What makes Cognition interesting is that it is aiming higher than code completion or chat-based help. It wants to own the workflow of software creation itself. That is a harder product to build, but it could be more valuable if it works across enterprise teams that need agents to handle real tasks inside large codebases.
- Cursor has reached more than $2 billion in annualized revenue
- Claude Code has also passed $2 billion in annualized revenue
- Cognition says enterprise usage grew about 80-fold over the past year
- Customers include Goldman Sachs, Citi, and NASA
Those numbers matter because they show where the money is. Consumer hype gets the headlines, but enterprise buyers pay for reliability, security, and integration into existing workflows. Cognition says that is where it has found its strongest footing. It did not share revenue, and it did not say how many consumers use Devin, which suggests the enterprise side is doing more of the heavy lifting.

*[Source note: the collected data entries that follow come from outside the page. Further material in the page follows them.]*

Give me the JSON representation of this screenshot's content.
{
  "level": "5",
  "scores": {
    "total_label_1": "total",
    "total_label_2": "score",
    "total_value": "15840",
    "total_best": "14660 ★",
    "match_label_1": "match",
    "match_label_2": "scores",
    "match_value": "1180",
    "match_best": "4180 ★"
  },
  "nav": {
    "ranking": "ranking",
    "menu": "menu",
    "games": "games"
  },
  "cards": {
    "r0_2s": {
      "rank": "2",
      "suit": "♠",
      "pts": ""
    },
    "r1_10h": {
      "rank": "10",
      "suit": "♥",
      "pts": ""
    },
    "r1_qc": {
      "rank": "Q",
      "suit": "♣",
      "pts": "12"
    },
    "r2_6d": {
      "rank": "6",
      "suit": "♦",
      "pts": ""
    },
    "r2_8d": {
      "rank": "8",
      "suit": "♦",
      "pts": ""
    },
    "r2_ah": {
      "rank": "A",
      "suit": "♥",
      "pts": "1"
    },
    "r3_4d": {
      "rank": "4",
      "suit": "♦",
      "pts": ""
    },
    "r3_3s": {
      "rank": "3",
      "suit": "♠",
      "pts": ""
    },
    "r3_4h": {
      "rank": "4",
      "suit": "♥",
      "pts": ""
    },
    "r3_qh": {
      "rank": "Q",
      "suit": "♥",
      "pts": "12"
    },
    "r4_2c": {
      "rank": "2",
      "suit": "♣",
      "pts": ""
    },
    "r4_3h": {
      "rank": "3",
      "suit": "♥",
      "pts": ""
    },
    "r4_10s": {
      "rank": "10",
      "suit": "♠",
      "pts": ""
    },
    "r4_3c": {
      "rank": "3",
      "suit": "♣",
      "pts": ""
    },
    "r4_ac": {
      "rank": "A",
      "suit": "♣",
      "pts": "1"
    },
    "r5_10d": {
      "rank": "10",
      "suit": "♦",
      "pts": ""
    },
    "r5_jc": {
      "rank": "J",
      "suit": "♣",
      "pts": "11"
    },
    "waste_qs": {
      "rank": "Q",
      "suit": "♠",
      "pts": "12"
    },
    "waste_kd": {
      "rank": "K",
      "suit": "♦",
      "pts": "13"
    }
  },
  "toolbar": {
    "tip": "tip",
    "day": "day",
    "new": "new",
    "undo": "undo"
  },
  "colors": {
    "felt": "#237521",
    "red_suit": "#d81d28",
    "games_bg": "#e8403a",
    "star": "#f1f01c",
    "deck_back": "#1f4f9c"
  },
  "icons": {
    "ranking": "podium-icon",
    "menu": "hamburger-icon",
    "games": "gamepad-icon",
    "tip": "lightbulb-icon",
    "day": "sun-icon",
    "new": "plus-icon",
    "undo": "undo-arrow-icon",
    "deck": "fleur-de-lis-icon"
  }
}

The competition is also forcing a sharper product question: what counts as an AI software engineer? If a tool can write tests, debug, and open pull requests, that is useful. If it can plan an entire feature, inspect dependencies, and recover from errors without constant supervision, that is a different class of product. Cognition is trying to prove it belongs in the second category.
What this says about the next phase of software work
The bigger story here is not that engineers disappear. It is that the job keeps splitting in two. The repetitive parts of coding get automated faster, while the human parts become more valuable: deciding what to build, checking quality, and making tradeoffs when the system gets something almost right.
Wu’s argument is that software abundance follows from that split. If building gets cheaper and faster, more teams will ship more software. That is the bet behind Devin, and it is also why Cognition is willing to spend heavily on talent, office space, and product iteration while the market is still sorting out what AI coding should become.
My read: the next 12 months will tell us whether Devin is a real enterprise workflow tool or just the most polished demo in the category. If Cognition can keep growing inside large companies while Cursor and Claude Code keep pulling in developers, the AI coding market may split into editor helpers, autonomous agents, and a few expensive systems that do both. Which bucket Devin lands in will decide whether Cognition becomes a name developers use every day or just a very loud chapter in the race to automate software work.